Seeking to slash the world's second-highest murder rate, Venezuela launched a gun swap program Monday asking citizens to exchange firearms for scholarships, medicine, free surgery or construction materials.
The South American country's 30 million people own 15 million guns, both legal and illegal, according to a government estimate.
That has fueled violent crime and an annual homicide rate that has reached 53 per 100,000 inhabitants, the second-highest in the world after Honduras, according to the United Nations.
Interior Minister Miguel Rodriguez Torres said the exchange program would last one year and was aimed at taking "a whole lot of weapons" out of civilian hands.
"Every gun that is removed from circulation means the likelihood of less violence, death, crime," he told journalists.
Authorities have set up 60 swaps across the country, four of them in the capital, Caracas.
Participants can hand in their guns anonymously.
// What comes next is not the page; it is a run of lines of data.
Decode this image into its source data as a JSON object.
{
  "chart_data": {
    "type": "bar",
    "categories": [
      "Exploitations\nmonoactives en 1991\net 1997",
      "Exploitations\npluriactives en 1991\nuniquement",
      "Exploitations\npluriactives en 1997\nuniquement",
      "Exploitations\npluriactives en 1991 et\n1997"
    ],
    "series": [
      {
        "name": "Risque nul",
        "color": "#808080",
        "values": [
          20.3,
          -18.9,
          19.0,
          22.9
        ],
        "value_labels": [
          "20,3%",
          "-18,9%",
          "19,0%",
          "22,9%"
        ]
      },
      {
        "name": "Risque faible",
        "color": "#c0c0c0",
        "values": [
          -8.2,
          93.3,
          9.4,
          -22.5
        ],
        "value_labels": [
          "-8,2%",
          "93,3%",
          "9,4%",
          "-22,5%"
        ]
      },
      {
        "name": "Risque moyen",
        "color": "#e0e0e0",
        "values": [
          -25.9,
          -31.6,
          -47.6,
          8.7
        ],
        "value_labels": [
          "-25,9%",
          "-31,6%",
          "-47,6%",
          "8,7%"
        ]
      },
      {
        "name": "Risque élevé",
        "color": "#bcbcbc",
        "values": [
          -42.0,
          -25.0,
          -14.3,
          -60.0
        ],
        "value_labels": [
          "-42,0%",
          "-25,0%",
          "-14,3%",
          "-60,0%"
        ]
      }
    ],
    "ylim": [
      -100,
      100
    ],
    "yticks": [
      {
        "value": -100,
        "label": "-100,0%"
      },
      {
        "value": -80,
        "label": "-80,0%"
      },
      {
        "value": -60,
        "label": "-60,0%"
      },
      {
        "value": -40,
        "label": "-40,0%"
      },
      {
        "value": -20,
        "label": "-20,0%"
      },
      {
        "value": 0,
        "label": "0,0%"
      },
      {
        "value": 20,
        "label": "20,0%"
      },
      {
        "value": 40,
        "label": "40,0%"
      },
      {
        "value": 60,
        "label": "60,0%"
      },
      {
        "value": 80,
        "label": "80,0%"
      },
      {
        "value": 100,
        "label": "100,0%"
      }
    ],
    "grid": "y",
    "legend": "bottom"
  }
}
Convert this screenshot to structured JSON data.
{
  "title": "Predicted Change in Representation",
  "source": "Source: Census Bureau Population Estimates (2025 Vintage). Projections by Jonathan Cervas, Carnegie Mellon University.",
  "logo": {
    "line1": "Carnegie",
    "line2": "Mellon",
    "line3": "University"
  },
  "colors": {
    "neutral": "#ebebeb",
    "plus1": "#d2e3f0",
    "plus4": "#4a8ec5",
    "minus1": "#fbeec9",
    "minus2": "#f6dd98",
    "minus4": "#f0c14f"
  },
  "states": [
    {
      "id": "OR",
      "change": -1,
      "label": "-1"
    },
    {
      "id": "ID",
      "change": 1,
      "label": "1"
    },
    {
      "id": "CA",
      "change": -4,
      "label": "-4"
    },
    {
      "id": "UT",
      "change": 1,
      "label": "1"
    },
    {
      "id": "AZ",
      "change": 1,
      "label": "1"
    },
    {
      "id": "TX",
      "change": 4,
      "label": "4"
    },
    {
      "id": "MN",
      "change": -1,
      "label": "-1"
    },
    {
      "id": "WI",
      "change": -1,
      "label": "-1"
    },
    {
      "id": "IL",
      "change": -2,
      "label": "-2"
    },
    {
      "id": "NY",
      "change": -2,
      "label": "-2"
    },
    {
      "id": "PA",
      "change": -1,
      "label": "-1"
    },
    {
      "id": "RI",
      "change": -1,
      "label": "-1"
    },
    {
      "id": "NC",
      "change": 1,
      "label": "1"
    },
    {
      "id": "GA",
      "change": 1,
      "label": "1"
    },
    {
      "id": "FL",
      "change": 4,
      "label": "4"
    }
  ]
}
President Nicolas Maduro's socialist government has set aside 300 million bolivars ($47.6 million, at the official exchange rate) to fund the incentive program.
The abundance of guns in Venezuela has amplified a wave of violent crime in recent years. Opposition leaders accuse late president Hugo Chavez's party of handing out guns to supporters after a failed coup against the leftist firebrand — Maduro's predecessor and mentor — in 2002.